In controtendenza con i finali ricchi di suspense di tutti i volumi precedenti, avete scelto non solo, com’era prevedibile, di costruire un finale che rimettesse insieme i pezzi del puzzle, ma avete deciso di dilatarlo molto, dedicandogli una grossa parte dell’ultimo volume. Difficoltà a lasciare andare Becky e gli altri personaggi, esigenza narrativa o magari anche un rimando ad altri finali morbidi e diluiti di altre saghe epiche come (con i dovuti paragoni) quello de Il Signore degli Anelli?
JC: Volevamo dare il giusto spazio a dei personaggi che ci hanno accompagnato per anni, perché sono comunque una parte di me e Marco, sono un lavoro a cui ancora siamo molto legati; prima di tutto per come è nato, perché viene dalla volontà di creare una storia che raccontasse un momento nostro, che avevamo vissuto a causa di una perdita, che è quella del ragazzo a cui è dedicata tutto la saga. Quest’opera è diventata veramente un figlio per noi, perché ci ha accompagnato per tanto tempo e ci sembrava rispettoso trattare accuratamente il finale. Questi personaggi non sono solo carta per noi, non sono solo parole scritte ma sono qualcosa di più e quindi volevamo dargli un finale che fosse il più esaustivo possibile anche per il lettore. Trattandosi di una storia corale sarebbe stato brutto raccontare il finale magari solo di tre o quattro personaggi tralasciando gli altri. E quindi, anche se in maniera breve per alcuni e un po’ più lunga per altri, abbiamo cercato di dare un senso a tutti e soprattutto abbiamo voluto inserire l’epilogo, perché era la cosa che secondo me dava il senso a tutto, cercando comunque di fare qualcosa che non fosse anti-climax.
MB: È vero, anche ne Il Signore degli Anelli l’anello viene distrutto molto prima dell’ultima pagina. E dopo c’è un accompagnare il lettore verso un futuro conducendolo passo dopo passo. Io non credo che non riuscissimo a lasciarli andare, io credo che non riuscissimo a lasciare il lettore senza quell’addio prolungato che, sia chiaro, non è il doppio finale di animo kinghiano, per quanto io apprezzi moltissimo la scrittura di King.

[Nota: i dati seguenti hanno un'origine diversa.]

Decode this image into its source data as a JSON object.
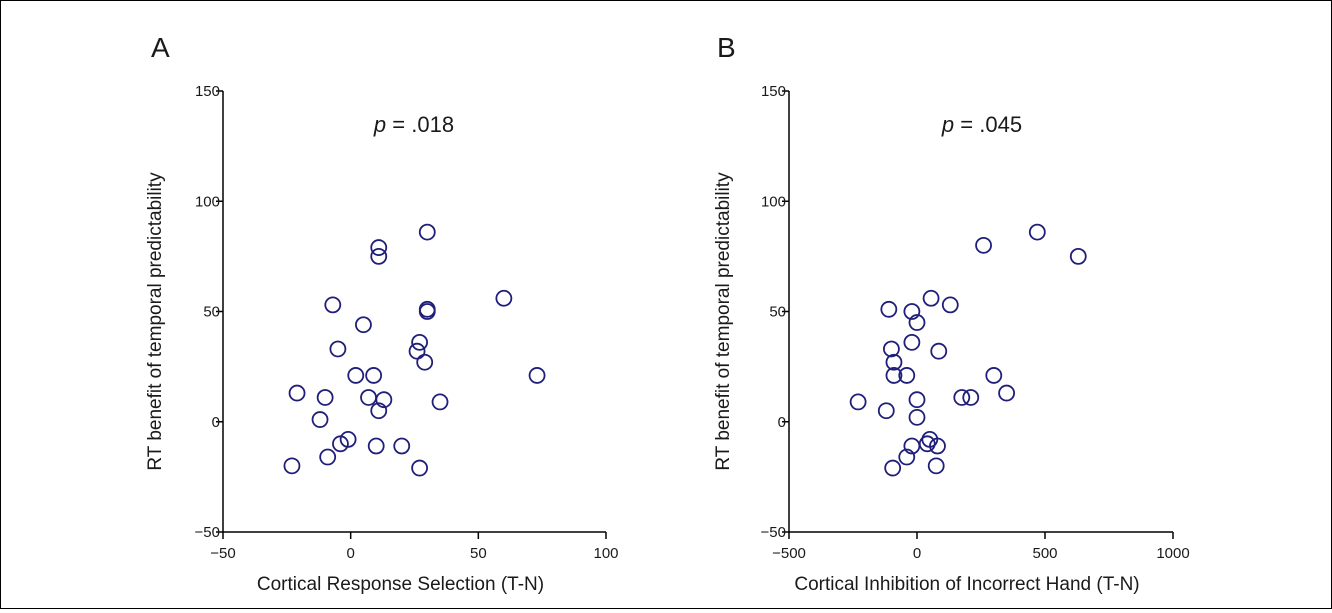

L’eredità di quello che abbiamo vissuto assieme.

Camagni

Ora che il cerchio si è chiuso, come ricorderete questa lunga avventura? Quali sono i momenti a cui siete più legati, sia nella saga in sé, sia per come essa è stata accolta dal pubblico? Magari un episodio o un aneddoto particolare.
JC: In generale proprio il rapporto col pubblico. Abbiamo visto crearsi fin da subito una community, che è cresciuta e si è evoluta negli anni. Abbiamo visto che a queste persone sono nati dei figli, fa piacere perché è come se con il passare del tempo la storia crescesse assieme ai lettori. Magari sono cose che succedono anche con i fan della Marvel, ma in maniera totalmente diversa, coi fan di Nomen si è creato un rapporto quasi “intimo”.
MB: Nel 2019, attraverso la pagina Instagram, abbiamo chiesto ai nostri lettori di allestire un rituale, ritagliando  delle lettere di carta con le quali comporre la parola che per loro incarnava la magia; solo dopo abbiamo detto che avremmo scelto due di questi rituali affinché fossero disegnati all’interno del finale. Jacopo li ha disegnati nel finale di Arcadia #2, ma sono stati riproposti anche in questo terzo volume. Dunque un particolare rituale che risolve una particolare situazione è praticamente fatto dai lettori.
JC: Un altro esempio di interazione forte con i lettori è sicuramente il ritorno di Fer. Noi volevamo che rimanesse morto, ma le richieste per il suo ritorno si facevano sempre più insistenti. Si dà il caso che Marco e io siamo appassionati da tempo immemore del Doctor Who: in una puntata accade che uno dei dottori muore, per poi essere riportato in vita dalla gente del mondo che comincia a credere nel suo ritorno. Abbiamo pensato allora a questa analogia e, nonostante ci sia voluto del tempo perché succedesse in maniera coerente, ora possiamo dire che il suo ritorno è tutto merito del pubblico.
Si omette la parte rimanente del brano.